Although all logging involves some soil compaction, a good logger will reduce the surface area of the woodlot affected and the level of compaction on that area as much as possible – by operating when the ground is dry; even better, frozen; and better yet, frozen with an insulating layer of snow. Remember that wetter soils are more susceptible to compaction, and sandier soils tolerate logging work in wet conditions better than heavier soils.

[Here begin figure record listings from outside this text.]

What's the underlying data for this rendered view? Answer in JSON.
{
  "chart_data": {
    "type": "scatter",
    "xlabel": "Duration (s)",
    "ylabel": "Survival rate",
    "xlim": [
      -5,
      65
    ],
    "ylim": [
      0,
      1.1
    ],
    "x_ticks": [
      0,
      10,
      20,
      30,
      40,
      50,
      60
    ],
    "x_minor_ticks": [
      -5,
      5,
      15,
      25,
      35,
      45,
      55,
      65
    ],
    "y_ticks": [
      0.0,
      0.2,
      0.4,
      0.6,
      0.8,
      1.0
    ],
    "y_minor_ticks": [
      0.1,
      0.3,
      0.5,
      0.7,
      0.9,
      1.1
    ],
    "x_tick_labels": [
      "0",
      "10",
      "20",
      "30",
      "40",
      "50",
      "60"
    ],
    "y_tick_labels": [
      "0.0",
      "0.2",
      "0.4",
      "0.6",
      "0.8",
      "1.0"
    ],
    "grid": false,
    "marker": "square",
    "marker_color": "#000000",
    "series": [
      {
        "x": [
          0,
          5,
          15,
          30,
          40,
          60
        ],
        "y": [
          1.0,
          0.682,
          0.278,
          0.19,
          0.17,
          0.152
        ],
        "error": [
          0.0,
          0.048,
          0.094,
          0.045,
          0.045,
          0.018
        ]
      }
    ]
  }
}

Different equipment affects soil structure differently, too. Obviously, heavier machines have less room for error when considering the ground conditions. Helpful innovations and methods for reducing compaction include high flotation tires that distribute a machine’s pressure over a larger area; tracked rather than rubber-wheeled machines; and draft animals. Although the log arches and sleds used in draft animal logging can exert a lot of force on the ground, the scale at which most draft-powered operations work is small enough that compaction is minor. As always, the ability to mitigate soil compaction is not so much about the particular tool used, but about how the tool is used.
As in farms and gardens, soil is the foundation of the health of a forest. When trees seem to be in decline, we often look up into the crown for the source of damage – for ice scars, wind damage, fungi and insects – but we should probably look down at the soil. Even if a tree is infected by fungi or insects, its ability to heal and maintain its health depends on its access to water and nutrients from the ground. Healthy trees produce chemicals to ward off invaders and repair physical trauma. When soil compaction suppresses their ability to combat illness, every other ailment is more damaging.
Soil compaction has long been the scourge of forestry activities. Area-wide compaction often goes unnoticed while ruts attract the negative attention. But for long-term woods management goals, maintaining soil structure is the most important consideration. Thorough planning can restrict the compacted surface area and reduce the level of compaction in those areas. Your woods will thank you for your diligence.
Andy McEvoy was MOFGA’s low-impact forestry coordinator in 2011.